The full derivative expression can be written as -

$$ d\text{loss} = \text{loss}_{,(gh)}dw_{gh}
= 2(\hat{y}_i - y_i) \sigma_{i,m}(w_{jk}x_k)x_ndw_{mn}
= 2(\hat{y}_i - y_i) \sigma_{i,m}(w_{jk}x_k)x_ndw_{mn}
$$

giving us …

$$ \text{loss}_{,(gh)} = 2(\hat{y}_i - y_i) \sigma_{i,m}(w_{jk}x_k)x_n\delta_{(mn)(gh)} $$

where we know that \(\sigma_{i,m} = 0 \text{ for } i \neq m\) and where we use the extended form of \(\delta\) -

$$ \delta_{(ij)(kl)} = 1 \text{ if $i=k$ and $j=l$, else } 0 $$

.. and noting that \(w_{mn,(gh)} = \delta_{(mn)(gh)} \)

In full expanded form with explicit summations put in, the loss derivative is -

$$ \text{loss}_{,(gh)} = \frac{\partial \text{loss}}{\partial w_{gh}} = 2\sum_{imn}{(\hat{y}_i - y_i) \sigma_{i,m}(\sum_k{w_{jk}x_k})x_n\delta_{(mn)(gh)}} $$

Notice that the loss derivative is a matrix of the same order as \(w\) and therefore it can be used to determine the direction in which to adjust \(w\) to get lower loss. This is what gets us the weights update rule for a single neuron layer.
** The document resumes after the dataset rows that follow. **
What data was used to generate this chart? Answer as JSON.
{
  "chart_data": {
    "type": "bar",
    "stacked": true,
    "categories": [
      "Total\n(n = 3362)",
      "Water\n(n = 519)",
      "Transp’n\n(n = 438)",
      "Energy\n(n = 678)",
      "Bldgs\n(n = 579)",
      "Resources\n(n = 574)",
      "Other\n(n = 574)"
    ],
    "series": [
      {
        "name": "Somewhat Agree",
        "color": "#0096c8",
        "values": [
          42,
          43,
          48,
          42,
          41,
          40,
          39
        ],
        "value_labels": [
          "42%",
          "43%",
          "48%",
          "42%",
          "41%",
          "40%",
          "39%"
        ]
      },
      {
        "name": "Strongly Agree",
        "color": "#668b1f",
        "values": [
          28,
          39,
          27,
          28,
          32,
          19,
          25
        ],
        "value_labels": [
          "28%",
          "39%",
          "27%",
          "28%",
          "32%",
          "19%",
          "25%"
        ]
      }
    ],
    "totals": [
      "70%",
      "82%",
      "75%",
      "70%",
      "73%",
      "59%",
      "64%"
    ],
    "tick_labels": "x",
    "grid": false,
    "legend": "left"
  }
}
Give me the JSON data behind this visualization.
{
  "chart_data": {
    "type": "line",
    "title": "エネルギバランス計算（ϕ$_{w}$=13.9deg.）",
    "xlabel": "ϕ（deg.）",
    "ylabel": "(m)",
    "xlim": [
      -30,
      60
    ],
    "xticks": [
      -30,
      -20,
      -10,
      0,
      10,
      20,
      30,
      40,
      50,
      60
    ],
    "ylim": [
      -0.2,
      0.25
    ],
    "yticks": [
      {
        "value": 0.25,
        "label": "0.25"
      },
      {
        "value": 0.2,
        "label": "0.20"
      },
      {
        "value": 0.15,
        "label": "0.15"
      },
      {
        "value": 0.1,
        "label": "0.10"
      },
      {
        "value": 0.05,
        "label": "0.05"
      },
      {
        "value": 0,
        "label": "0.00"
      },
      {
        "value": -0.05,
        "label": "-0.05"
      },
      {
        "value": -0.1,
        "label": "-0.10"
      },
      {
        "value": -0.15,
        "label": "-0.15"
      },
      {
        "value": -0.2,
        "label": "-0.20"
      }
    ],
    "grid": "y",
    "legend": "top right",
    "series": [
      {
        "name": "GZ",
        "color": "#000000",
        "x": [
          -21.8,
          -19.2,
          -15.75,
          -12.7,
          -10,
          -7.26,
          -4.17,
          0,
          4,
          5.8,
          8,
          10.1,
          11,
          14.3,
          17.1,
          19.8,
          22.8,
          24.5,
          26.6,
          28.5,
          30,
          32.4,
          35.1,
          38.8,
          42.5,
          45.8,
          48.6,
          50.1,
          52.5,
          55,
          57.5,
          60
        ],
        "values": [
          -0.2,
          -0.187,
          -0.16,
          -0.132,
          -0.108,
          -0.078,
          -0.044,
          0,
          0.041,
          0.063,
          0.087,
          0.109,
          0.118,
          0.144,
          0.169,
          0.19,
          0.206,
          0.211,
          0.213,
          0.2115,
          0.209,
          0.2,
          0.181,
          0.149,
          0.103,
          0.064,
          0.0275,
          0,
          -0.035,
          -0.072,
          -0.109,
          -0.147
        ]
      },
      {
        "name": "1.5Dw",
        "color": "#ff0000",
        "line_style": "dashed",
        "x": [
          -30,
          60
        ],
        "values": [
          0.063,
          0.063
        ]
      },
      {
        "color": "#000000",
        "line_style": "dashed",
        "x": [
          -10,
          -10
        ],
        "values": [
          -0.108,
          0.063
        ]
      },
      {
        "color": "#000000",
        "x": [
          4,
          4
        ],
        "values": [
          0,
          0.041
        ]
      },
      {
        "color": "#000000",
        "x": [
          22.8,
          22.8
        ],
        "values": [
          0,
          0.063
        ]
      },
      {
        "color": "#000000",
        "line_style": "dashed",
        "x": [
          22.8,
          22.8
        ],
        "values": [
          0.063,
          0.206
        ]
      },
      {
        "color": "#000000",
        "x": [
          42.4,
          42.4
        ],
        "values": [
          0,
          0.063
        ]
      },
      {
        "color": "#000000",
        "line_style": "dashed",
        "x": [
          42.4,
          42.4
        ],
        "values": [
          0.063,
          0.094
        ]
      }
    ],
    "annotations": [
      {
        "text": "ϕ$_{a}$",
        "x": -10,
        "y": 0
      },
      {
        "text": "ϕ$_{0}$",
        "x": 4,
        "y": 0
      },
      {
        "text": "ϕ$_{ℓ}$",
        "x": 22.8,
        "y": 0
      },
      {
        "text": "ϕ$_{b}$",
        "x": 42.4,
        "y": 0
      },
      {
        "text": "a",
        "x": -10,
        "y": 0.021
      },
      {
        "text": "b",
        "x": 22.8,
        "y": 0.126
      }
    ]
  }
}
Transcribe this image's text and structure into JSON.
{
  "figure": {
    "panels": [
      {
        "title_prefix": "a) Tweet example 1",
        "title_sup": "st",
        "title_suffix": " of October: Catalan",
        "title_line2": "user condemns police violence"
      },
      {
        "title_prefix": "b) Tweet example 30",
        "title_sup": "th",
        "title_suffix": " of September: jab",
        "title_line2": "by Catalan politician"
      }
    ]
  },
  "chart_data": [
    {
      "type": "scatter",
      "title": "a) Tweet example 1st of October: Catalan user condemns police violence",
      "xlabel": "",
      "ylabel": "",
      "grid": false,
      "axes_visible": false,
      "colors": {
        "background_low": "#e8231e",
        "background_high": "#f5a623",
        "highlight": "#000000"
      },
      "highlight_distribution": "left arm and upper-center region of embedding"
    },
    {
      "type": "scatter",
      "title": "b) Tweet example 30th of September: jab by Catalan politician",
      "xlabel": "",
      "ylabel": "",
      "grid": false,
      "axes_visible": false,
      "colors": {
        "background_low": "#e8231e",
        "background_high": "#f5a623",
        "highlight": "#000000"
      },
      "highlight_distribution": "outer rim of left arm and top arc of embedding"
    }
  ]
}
$$ w^{(t+1)}_{gh} = w^{(t)}_{gh} - \eta \text{loss}_{, (gh)} $$

Composing many neuron layers is matter of applying the chain rule since neuron layers compose according to normal function composition.

Postscript on indices

The above index-based treatment of tensors translates more or less into code directly, where tensors are indexed using an array of integer indices. It becomes pretty error prone to manipulate these indices and keep track of what’s what. A better approach when programming is to give descriptive names to these index positions, as implemented in the Named Tensors module in PyTorch.